The quality control of the data was carried out automatically and by humans as well to meet the highest standards. The adequate quality control for the standards is also inevitable; otherwise, it would not be possible to import the data of the geodatabase into OpenDRIVE format (which physical map format in self-driving was chosen for this project).
After the M86 measuring campaign, it became clear that no one will solve the problem of generating HD map on the level of the accepted quality and quantity alone. The only possible way is to work with partners who have outstanding knowledge and experience in their respective fields. For producing the HD maps, the close partnerships are a very effective way to step forward.

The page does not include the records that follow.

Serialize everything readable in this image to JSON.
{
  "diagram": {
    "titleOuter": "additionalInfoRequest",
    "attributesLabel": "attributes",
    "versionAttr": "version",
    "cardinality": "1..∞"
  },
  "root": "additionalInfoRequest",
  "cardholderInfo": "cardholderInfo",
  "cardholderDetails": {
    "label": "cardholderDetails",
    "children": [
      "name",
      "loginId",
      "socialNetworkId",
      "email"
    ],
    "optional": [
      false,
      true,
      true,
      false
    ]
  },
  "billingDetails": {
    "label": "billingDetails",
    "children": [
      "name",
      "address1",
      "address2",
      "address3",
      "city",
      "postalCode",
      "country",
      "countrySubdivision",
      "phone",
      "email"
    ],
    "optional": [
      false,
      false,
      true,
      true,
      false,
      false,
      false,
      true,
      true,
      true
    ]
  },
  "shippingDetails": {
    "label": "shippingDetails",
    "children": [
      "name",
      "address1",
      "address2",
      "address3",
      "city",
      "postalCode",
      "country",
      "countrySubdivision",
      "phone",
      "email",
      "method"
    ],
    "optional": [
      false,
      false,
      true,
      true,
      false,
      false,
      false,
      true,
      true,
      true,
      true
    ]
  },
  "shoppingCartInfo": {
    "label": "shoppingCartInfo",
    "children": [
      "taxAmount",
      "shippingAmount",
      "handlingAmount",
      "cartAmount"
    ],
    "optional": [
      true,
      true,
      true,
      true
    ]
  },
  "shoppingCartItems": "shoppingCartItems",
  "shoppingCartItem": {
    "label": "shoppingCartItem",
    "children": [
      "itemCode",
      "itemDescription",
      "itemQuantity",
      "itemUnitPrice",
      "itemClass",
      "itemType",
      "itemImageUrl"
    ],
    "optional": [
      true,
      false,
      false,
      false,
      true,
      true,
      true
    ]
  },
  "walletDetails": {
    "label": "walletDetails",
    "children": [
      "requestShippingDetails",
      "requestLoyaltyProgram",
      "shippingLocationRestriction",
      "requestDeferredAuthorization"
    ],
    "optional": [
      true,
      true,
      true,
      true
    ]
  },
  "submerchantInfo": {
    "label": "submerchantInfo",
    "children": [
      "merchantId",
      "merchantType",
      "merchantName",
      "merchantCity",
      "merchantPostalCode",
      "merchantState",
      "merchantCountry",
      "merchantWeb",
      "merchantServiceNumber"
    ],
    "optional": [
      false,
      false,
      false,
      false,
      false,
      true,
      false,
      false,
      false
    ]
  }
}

2.3.3. Comparison of the Datasets Collected by Leica and RIEGL Laser Scanning Systems

For the measurement campaign, two mobile mapping systems were used: a Riegl VMX-450 provided by Budapest Road Authority and a Leica Pegasus 2 Ultimate provided by Joanneum Research. It was sought to compensate for shortcomings from either survey system: the Ladybug 5+ on the Riegl provides a better dynamic range and produces higher resolution images than the integrated 360 camera on the Leica. The combined resolution of the Riegl Image yields 36 mega pixels, whereas the Leica Image has its resolution boundary at 20 MP. Preferring the Ladybug images is particularly beneficial when identifying small details, such as traffic supplemental signs (Figure 8).
On the other hand, the Z+F laser scanners on the Leica Pegasus 2 Ultimate Dual Head offer twice the point sample rate (1 Mio points) at the same rotation speed (200 Hz) than the VQ-450 Scanners on the Riegl. Both of the systems are dual profiler setups, so the total point sampling rate has to be doubled. This is relevant, for example, when creating a surface model of the ground or identifying exact boundaries of lane markings (Figure 9). When comparing the ground level scan pattern of both systems, the better point density of the Leica system is demonstrated by a denser fishnet shape. Thus, surface properties, such as slope and lateral profile, as well as cracks or holes, can be identified faster.
Note that this paper intended to show the differences between two different commercial mobile mapping systems, concerning their data quality (LIDAR, imagery), and did not aim to address how image data quality could be optimized in post-processing [27]. Increasing image quality is a part of future work.

2.4. Infrastructure Sensors of the Team from Budapest University of Technology and Economics (BME)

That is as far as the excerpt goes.